Answer :
To solve this problem, we'll use the concept of related rates. We need to find how fast the surface of the water rises, which is the rate of change of the height of the water in the trough over time, \(dh/dt\).
Here's a step-by-step method to solve the problem:
Step 1: Identify what you know.
- The length (\(L\)) of the trough is 10 feet.
- The width (\(W\)) of the trough is 3 feet.
- The rate at which water flows into the trough, which is the rate of change of volume (\(dV/dt\)), is 12 cubic feet per minute.
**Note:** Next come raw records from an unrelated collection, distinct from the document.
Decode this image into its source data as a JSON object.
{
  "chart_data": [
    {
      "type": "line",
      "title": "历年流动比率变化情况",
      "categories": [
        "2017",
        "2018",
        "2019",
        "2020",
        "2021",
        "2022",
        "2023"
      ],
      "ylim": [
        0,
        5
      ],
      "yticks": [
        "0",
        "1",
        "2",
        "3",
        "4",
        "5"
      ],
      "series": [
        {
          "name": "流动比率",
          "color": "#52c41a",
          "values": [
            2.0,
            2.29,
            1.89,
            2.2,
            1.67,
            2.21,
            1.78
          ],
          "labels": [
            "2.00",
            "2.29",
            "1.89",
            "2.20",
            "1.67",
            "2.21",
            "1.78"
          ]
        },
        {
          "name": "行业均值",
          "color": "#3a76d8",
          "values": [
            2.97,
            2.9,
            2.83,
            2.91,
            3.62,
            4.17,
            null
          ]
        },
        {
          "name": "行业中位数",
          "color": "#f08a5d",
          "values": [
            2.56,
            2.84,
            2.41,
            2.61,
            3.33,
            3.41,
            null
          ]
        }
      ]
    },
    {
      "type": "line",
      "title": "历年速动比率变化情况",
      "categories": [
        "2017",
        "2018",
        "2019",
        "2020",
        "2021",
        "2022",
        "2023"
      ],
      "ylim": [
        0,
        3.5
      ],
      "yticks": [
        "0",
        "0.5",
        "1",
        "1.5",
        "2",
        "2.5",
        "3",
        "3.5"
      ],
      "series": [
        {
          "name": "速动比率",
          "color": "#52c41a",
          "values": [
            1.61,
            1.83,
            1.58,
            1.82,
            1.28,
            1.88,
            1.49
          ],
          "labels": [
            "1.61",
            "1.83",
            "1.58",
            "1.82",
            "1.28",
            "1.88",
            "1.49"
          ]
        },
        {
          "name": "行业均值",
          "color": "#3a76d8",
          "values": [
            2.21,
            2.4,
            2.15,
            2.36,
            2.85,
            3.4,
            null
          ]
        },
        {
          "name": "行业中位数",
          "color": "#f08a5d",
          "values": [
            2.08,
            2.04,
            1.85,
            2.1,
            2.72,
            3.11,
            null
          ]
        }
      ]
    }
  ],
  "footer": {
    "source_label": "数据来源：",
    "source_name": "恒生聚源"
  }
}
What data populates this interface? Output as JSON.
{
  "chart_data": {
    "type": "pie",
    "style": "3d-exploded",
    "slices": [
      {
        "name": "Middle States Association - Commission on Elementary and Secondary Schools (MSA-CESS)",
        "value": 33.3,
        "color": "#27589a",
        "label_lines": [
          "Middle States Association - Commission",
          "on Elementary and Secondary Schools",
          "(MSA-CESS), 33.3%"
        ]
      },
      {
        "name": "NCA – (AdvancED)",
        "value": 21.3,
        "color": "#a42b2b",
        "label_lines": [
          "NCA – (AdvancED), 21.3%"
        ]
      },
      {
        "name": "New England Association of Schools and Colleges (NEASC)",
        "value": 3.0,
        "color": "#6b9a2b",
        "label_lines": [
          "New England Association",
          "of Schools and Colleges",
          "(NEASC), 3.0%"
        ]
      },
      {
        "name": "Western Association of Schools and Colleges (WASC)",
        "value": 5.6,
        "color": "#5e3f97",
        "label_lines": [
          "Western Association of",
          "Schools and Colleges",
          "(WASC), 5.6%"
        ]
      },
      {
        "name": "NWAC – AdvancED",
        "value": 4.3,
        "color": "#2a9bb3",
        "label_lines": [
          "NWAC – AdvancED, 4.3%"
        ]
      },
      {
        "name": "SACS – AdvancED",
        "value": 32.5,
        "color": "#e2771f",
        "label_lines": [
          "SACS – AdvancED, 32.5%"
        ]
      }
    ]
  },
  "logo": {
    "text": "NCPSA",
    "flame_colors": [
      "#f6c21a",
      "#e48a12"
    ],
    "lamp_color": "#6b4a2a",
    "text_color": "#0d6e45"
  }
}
Step 2: Set up the relationship between volume and dimensions.
The volume (\(V\)) of water in the trough at any time is given by the formula for the volume of a rectangular prism:
\[ V = L \times W \times h\]
where \(h\) is the height of the water in the trough.
Step 3: Differentiate both sides of the volume equation with respect to time (\(t\)).
Taking the derivative gives us the relationship between the rate of change of the volume and the rate of change of the height:
\[ dV/dt = L \times W \times dh/dt\]
Step 4: Solve for \(dh/dt\).
We want to find \(dh/dt\), so we rearrange the equation from Step 3 to solve for \(dh/dt\):
\[ dh/dt = dV/dt / (L \times W)\]
Step 5: Plug in the known values and solve.
\(L = 10\) feet, \(W = 3\) feet, and \(dV/dt = 12\) cubic feet per minute. Now substitute these values into the equation:
\[ dh/dt = 12 \, \text{ft}^3/\text{min} / (10 \, \text{ft} \times 3 \, \text{ft})\]
\[ dh/dt = 12 \, \text{ft}^3/\text{min} / 30 \, \text{ft}^2\]
\[ dh/dt = 0.4 \, \text{ft/min} \]
So the surface of the water rises at a rate of 0.4 feet per minute.